L’agenda de la politique des transports 2022 de l’ACS

20.02.2022

Plusieurs thèmes de grande envergure pour l’avenir de notre mobilité individuelle sont inscrits dans notre agenda de la politique des transports 2022. La lancinante question des zones limitées à 30 km/h continuera de nous mobiliser, tout comme la nouvelle édition de la loi révisée sur le CO2 ainsi que la thématique du Mobility Pricing, figurant dans notre agenda de la politique des transports depuis bien longtemps déjà.

Révision partielle de l’ordonnance sur la signalisation routière
Cette révision partielle, actuellement en procédure de consultation, comprend deux thèmes particulièrement sensibles aux conséquences étendues sur le trafic routier, particulièrement dans les villes et les agglomérations. Il s’agit de la simplification de l’introduction des zones limitées à 30 km/h et du covoiturage. À l’avenir, il serait donc possible d’instaurer des zones limitées à 30 km/h et des zones de rencontre sans expertises préalables. Cette règlementation donnerait aux autorités compétentes la liberté d’instaurer de manière arbitraire des zones limitées à 30 km/h, voire des zones de rencontre afin que la traversée de leur ville ou de leur commune devienne moins attirante. En outre, il est prévu que les véhicules de covoiturage soient autorisés à utiliser des voies séparées (soit une voie qui leur sera réservée, soit une voie de bus). Face à cette règlementation, nous avons une attitude critique. D’une part, parce qu’il sera difficile de garantir un contrôle. D’autre part, une voie dédiée au covoiturage signifie la suppression d’une voie pour tous les autres usagers de la route, donc pour la grande majorité. Le flux de trafic sera donc encore davantage entravé.

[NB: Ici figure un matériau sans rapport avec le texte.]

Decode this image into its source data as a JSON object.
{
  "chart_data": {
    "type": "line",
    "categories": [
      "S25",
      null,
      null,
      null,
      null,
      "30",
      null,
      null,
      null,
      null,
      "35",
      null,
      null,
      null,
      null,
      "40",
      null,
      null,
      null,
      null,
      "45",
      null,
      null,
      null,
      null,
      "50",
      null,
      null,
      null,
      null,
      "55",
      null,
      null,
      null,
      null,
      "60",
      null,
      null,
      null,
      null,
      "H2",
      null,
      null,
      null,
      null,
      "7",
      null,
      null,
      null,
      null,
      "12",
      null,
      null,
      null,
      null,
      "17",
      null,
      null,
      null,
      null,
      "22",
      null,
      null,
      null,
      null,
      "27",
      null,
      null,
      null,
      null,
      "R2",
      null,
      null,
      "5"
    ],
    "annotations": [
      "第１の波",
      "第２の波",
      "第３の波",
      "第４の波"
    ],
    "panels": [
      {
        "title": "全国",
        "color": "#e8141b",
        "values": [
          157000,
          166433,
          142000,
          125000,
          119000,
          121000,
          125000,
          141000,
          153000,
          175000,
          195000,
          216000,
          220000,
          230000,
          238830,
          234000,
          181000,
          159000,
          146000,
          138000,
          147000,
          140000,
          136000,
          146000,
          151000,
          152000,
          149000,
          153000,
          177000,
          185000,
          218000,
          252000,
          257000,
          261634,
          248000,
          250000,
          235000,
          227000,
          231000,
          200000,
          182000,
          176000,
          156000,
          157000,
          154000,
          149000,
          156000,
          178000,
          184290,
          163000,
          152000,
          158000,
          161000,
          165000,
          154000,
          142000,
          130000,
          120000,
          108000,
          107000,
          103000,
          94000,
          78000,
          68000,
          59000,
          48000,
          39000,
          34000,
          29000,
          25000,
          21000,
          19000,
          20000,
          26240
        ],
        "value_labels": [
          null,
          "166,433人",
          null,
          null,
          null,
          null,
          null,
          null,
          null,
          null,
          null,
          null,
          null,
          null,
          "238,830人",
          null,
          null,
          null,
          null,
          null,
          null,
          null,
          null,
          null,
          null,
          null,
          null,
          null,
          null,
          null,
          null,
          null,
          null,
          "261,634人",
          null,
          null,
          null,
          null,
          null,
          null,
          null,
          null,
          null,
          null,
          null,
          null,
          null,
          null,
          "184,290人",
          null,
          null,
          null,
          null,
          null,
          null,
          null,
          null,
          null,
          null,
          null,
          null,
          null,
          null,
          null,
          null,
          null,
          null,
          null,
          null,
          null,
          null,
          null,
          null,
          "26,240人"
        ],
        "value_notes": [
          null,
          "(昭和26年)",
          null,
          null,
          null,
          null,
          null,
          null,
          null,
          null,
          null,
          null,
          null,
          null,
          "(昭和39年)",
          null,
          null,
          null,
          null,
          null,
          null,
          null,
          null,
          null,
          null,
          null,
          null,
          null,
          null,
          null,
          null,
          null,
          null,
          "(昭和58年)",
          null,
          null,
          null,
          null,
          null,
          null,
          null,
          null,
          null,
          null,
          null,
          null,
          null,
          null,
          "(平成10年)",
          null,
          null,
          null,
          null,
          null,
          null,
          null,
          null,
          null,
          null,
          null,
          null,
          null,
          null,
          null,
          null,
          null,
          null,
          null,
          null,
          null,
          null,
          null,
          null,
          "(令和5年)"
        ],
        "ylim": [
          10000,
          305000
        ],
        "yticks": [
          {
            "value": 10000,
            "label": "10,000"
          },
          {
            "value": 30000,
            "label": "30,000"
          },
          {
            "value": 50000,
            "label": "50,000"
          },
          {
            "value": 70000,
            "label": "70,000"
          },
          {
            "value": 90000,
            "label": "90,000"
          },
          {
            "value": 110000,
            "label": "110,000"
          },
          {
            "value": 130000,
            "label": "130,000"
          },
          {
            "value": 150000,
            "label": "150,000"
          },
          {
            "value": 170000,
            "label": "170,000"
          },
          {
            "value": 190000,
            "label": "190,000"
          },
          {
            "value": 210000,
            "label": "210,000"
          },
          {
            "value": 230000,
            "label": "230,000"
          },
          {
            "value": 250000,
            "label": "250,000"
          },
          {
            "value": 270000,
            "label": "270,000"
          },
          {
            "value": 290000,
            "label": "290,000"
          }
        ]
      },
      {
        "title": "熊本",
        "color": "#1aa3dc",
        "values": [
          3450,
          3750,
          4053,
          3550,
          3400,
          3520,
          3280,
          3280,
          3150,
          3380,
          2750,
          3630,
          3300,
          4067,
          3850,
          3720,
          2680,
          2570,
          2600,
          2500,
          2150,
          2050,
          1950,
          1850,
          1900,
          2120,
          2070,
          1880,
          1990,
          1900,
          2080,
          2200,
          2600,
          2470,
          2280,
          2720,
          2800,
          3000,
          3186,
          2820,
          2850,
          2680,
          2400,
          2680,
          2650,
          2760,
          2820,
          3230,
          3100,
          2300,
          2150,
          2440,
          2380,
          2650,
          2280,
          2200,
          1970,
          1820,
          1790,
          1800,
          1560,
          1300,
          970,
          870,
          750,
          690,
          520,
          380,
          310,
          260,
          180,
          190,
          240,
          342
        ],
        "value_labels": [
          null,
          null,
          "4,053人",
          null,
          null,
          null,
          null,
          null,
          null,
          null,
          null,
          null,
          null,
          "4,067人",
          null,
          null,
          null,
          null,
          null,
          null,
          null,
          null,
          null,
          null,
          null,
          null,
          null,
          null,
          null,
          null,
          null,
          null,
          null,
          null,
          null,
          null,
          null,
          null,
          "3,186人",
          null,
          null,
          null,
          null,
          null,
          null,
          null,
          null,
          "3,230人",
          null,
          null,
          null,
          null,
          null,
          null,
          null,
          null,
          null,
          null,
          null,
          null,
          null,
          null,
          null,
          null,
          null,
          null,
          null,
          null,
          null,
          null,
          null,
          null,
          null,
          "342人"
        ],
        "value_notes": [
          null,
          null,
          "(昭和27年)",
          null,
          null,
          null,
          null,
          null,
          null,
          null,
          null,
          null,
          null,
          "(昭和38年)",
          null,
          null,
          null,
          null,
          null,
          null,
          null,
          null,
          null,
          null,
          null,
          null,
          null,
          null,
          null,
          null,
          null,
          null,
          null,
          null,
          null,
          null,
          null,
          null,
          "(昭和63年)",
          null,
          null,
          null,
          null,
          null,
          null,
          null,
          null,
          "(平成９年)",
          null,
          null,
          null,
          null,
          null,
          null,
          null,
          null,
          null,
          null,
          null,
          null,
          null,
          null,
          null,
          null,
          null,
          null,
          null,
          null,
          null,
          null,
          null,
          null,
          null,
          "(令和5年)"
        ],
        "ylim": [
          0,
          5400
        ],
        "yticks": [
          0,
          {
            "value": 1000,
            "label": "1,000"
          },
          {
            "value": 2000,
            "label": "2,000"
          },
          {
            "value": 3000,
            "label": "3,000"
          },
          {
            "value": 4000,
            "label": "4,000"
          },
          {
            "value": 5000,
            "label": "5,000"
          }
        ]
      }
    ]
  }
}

Loi révisée sur le CO₂ 2.0
Après le rejet de la révision totale de la loi sur le CO₂, le 13 juin 2021, le DETEC a mis en consultation peu avant Noël une nouvelle édition, pour ainsi dire une loi révisée sur le CO₂ 2.0. Cette édition englobe les résultats du dialogue constructif qui s’est établi entre le DETEC et les diverses associations de transport après le rejet de la dernière proposition de loi. Dans la nouvelle loi, il sera renoncé à des taxes supplémentaires. Cela nous réjouit tout particulièrement, car c’est précisément pour cette revendication que nous nous sommes engagés pendant la campagne de votation. Bien entendu, nous examinerons de près cette nouvelle édition et, en collaboration avec nos sections, élaborerons une réponse correspondante dans le cadre de la consultation.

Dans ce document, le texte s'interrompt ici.